Per lunghi mesi, il procuratore generale indaga in Occidente. Va in Francia, Portogallo, Svizzera. Ma il suo obiettivo principale, presto, diventa l’Italia. Nella storia, del resto, il primo dei destinatari dell’oro di Mosca è sempre stato il Partito comunista italiano. Al Pci, tra il 1951 e il 1991, il «Fondo di assistenza internazionale ai partiti e alle organizzazioni operaie e di sinistra» del Pcus ha passato segretamente l’equivalente di almeno mille miliardi di lire su un totale di 4 mila miliardi a livello globale. Quel flusso occulto è continuato sempre, fino alla fine del Pcus, anche quando nell’ottobre 1989 Achille Occhetto ha sciolto il Pci per fondare il Partito democratico della sinistra.

Per questo Stepankov si convince che il nostro Paese sia stato coinvolto in modo rilevante anche nel riciclaggio dei fondi usciti dalla Russia al crollo del regime sovietico. Scopre che, quando i vertici del Pcus hanno capito di non avere più molto tempo, si sono appoggiati direttamente alla Organizacija, la potente mafia dell’Urss che soprattutto negli ultimi anni si è infiltrata nel Partito e nello Stato, e insieme hanno creato un sistema di «finanza invisibile», una sofisticata struttura internazionale di riciclaggio.

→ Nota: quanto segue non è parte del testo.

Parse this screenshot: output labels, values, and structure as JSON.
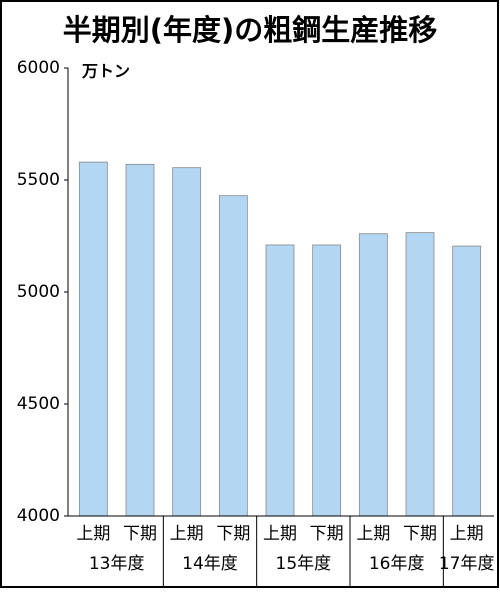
{
  "chart_data": {
    "type": "bar",
    "title": "半期別(年度)の粗鋼生産推移",
    "unit": "万トン",
    "categories": [
      "上期",
      "下期",
      "上期",
      "下期",
      "上期",
      "下期",
      "上期",
      "下期",
      "上期"
    ],
    "groups": [
      "13年度",
      "14年度",
      "15年度",
      "16年度",
      "17年度"
    ],
    "values": [
      5580,
      5570,
      5555,
      5430,
      5210,
      5210,
      5260,
      5265,
      5205
    ],
    "color": "#b3d7f2",
    "ylim": [
      4000,
      6000
    ],
    "yticks": [
      4000,
      4500,
      5000,
      5500,
      6000
    ]
  }
}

È una rete che gode dell’appoggio decisivo dei servizi del Kgb, a sua volta più che permeabile agli interessi mafiosi, e grazie a consolidati rapporti criminali trova la sua sponda più efficiente nell’Italia di Cosa nostra.

È qui che entra in gioco Falcone: nel febbraio 1991 ha lasciato il tribunale di Palermo per traslocare a Roma, come direttore generale dell’Ufficio affari penali del ministero della Giustizia. È stato il guardasigilli socialista Claudio Martelli a convincerlo. In quel ruolo, Falcone comincia a lavorare a grandi riforme ordinamentali, sogna la superprocura antimafia. Ma si occupa anche delle rogatorie internazionali, le indagini compiute dai magistrati italiani all’estero, e tiene i contatti istituzionali con gli omologhi stranieri. È proprio per questo se nell’estate 1991 la sua vita s’incrocia con quella di Stepankov, che da Mosca gli chiede assistenza per le indagini sui finanziamenti occulti al Pci e sui soldi trafugati dal Pcus. Falcone si appassiona al caso.

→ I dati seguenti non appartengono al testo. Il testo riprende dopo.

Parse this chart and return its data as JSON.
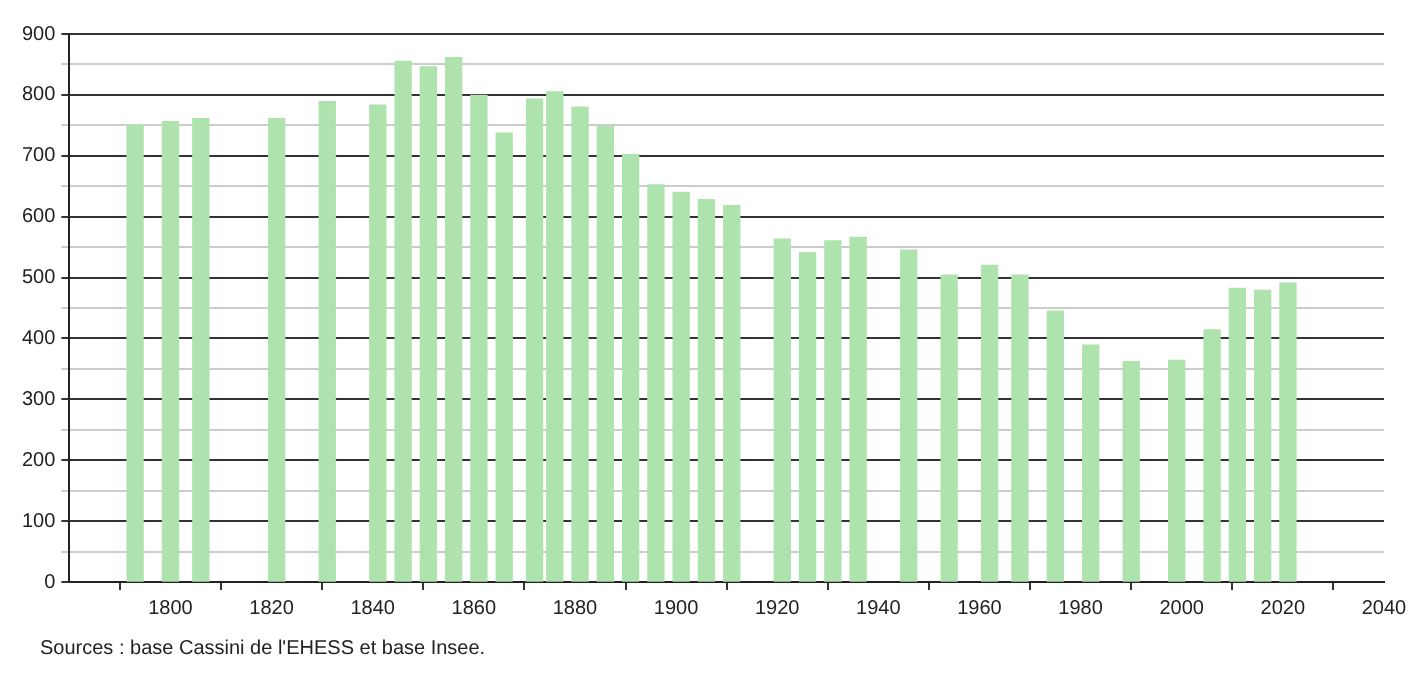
{
  "chart_data": {
    "type": "bar",
    "x": [
      1793,
      1800,
      1806,
      1821,
      1831,
      1841,
      1846,
      1851,
      1856,
      1861,
      1866,
      1872,
      1876,
      1881,
      1886,
      1891,
      1896,
      1901,
      1906,
      1911,
      1921,
      1926,
      1931,
      1936,
      1946,
      1954,
      1962,
      1968,
      1975,
      1982,
      1990,
      1999,
      2006,
      2011,
      2016,
      2021
    ],
    "values": [
      750,
      756,
      761,
      761,
      789,
      783,
      855,
      846,
      861,
      799,
      737,
      793,
      805,
      780,
      748,
      702,
      652,
      640,
      628,
      618,
      563,
      541,
      560,
      566,
      545,
      504,
      520,
      504,
      445,
      389,
      362,
      364,
      414,
      482,
      479,
      491
    ],
    "color": "#aee3ad",
    "xlim": [
      1780,
      2040
    ],
    "xticks": [
      1800,
      1820,
      1840,
      1860,
      1880,
      1900,
      1920,
      1940,
      1960,
      1980,
      2000,
      2020,
      2040
    ],
    "ylim": [
      0,
      900
    ],
    "yticks": [
      0,
      {
        "value": 50,
        "label": null
      },
      100,
      {
        "value": 150,
        "label": null
      },
      200,
      {
        "value": 250,
        "label": null
      },
      300,
      {
        "value": 350,
        "label": null
      },
      400,
      {
        "value": 450,
        "label": null
      },
      500,
      {
        "value": 550,
        "label": null
      },
      600,
      {
        "value": 650,
        "label": null
      },
      700,
      {
        "value": 750,
        "label": null
      },
      800,
      {
        "value": 850,
        "label": null
      },
      900
    ],
    "grid": "y",
    "annotations": [
      "Sources : base Cassini de l'EHESS et base Insee."
    ]
  }
}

Tra i due magistrati c’è un primo incontro a Roma, nel febbraio 1992. Nei mesi successivi continuano a comunicare a distanza, si scambiano documenti. Stabiliscono che Falcone volerà a Mosca alla fine di maggio. Ma l’appuntamento viene bruscamente annullato il 23 maggio dal tritolo che a Capaci spezza l’autostrada. Quel pomeriggio, davanti alle sconvolgenti immagini del cratere, Stepankov non ha dubbi: a fermare il collega siciliano è stato un intreccio di interessi, e la manovalanza del Kgb ha offerto il suo aiuto tecnico. Il metodo dell’attentato, del resto, pare decisamente più affine alle tecniche delle centrali del terrorismo internazionale, governato dai servizi segreti orientali, che alle usuali metodologie della mafia. L’indomani i giornali russi – che da tempo seguono con crescente interesse le indagini di Stepankov – scrivono che la morte di Falcone è inevitabilmente collegata all’imminenza del suo viaggio a Mosca. La coincidenza tra le due date, invece, viene ignorata dai giornali italiani.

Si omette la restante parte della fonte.